Uber will pay $148 million to U.S states and Washington, D.C following the failure to disclose a massive data breach that happened in 2016.
Uber, a ridesharing app for fast, reliable rides in minutes, faced a data breach in 2016 that affected 57 million customers – both riders and drivers. The breach revealed the customer’s name, email address and phone numbers and became the biggest embarrassment of the ride-hailing company. Uber also tried covering up the breach by hiring “hackers” and paid them $100,000.
Regrettably, the company failed to cover-up the breach which leads them to pay over $148 million to settle the data breach fiasco. 50 million riders and over 600,000 driver’s license are among the affected group of the breach.
A 10-month investigation about the data breach will also follow after the settlement.
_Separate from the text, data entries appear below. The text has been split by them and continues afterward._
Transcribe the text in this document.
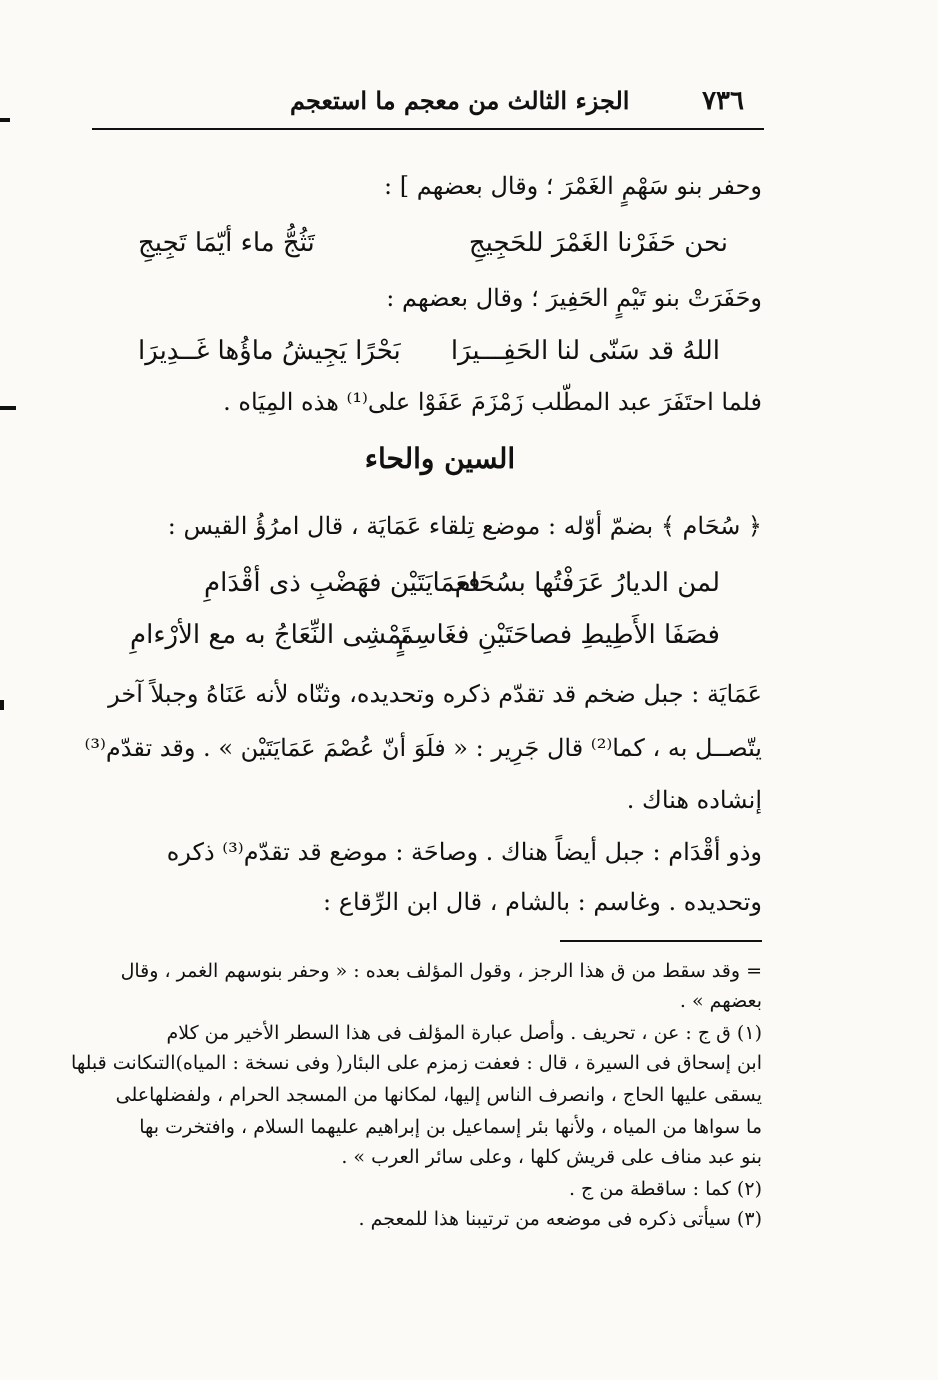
٧٣٦
الجزء الثالث من معجم ما استعجم
وحفر بنو سَهْمٍ الغَمْرَ ؛ وقال بعضهم ] :
نحن حَفَرْنا الغَمْرَ للحَجِيجِ
تَثُجُّ ماء أيّمَا تَجِيجِ
وحَفَرَتْ بنو تَيْمٍ الحَفِيرَ ؛ وقال بعضهم :
اللهُ قد سَنّى لنا الحَفِـــيرَا
بَحْرًا يَجِيشُ ماؤُها غَــدِيرَا
فلما احتَفَرَ عبد المطّلب زَمْزَمَ عَفَوْا على⁽¹⁾ هذه المِيَاه .
السين والحاء
﴿ سُحَام ﴾ بضمّ أوّله : موضع تِلقاء عَمَايَة ، قال امرُؤُ القيس :
لمن الديارُ عَرَفْتُها بسُحَام
فعَمَايَتَيْن فهَضْبِ ذى أقْدَامِ
فصَفَا الأَطِيطِ فصاحَتَيْنِ فغَاسِمٍ
تَمْشِى النِّعَاجُ به مع الأرْءامِ
عَمَايَة : جبل ضخم قد تقدّم ذكره وتحديده، وثنّاه لأنه عَنَاهُ وجبلاً آخر
يتّصــل به ، كما⁽²⁾ قال جَرِير : « فلَوَ أنّ عُصْمَ عَمَايَتَيْن » . وقد تقدّم⁽³⁾
إنشاده هناك .
وذو أقْدَام : جبل أيضاً هناك . وصاحَة : موضع قد تقدّم⁽³⁾ ذكره
وتحديده . وغاسم : بالشام ، قال ابن الرِّقاع :
= وقد سقط من ق هذا الرجز ، وقول المؤلف بعده : « وحفر بنوسهم الغمر ، وقال
بعضهم » .
(١) ق ج : عن ، تحريف . وأصل عبارة المؤلف فى هذا السطر الأخير من كلام
ابن إسحاق فى السيرة ، قال : فعفت زمزم على البئار( وفى نسخة : المياه)التىكانت قبلها
يسقى عليها الحاج ، وانصرف الناس إليها، لمكانها من المسجد الحرام ، ولفضلهاعلى
ما سواها من المياه ، ولأنها بئر إسماعيل بن إبراهيم عليهما السلام ، وافتخرت بها
بنو عبد مناف على قريش كلها ، وعلى سائر العرب » .
(٢) كما : ساقطة من ج .
(٣) سيأتى ذكره فى موضعه من ترتيبنا هذا للمعجم .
CEO of Uber, Dara Khosrowshahi also acknowledge the incident wherein he said that he will not make any excuse.
Uber’s move about covering up the incident was widely seen as a violation to data breach reporting and security laws. Khosrowshahi conceded that the breach should have been reported to the regulators right after it was discovered.
Changes to Uber’s business practices which aimed to prevent breaches was included on the said settlement. A report about data security incidents from Uber to states on a quarterly basis will also be a requirement.
Tony West, Chief Legal Officer of Uber said that earning the trust of both customers and regulators is not an easy thing to do but they are continuing to make more effort to protect and keep the customer’s data safe and secured.
The company is still facing lawsuits from riders and drivers.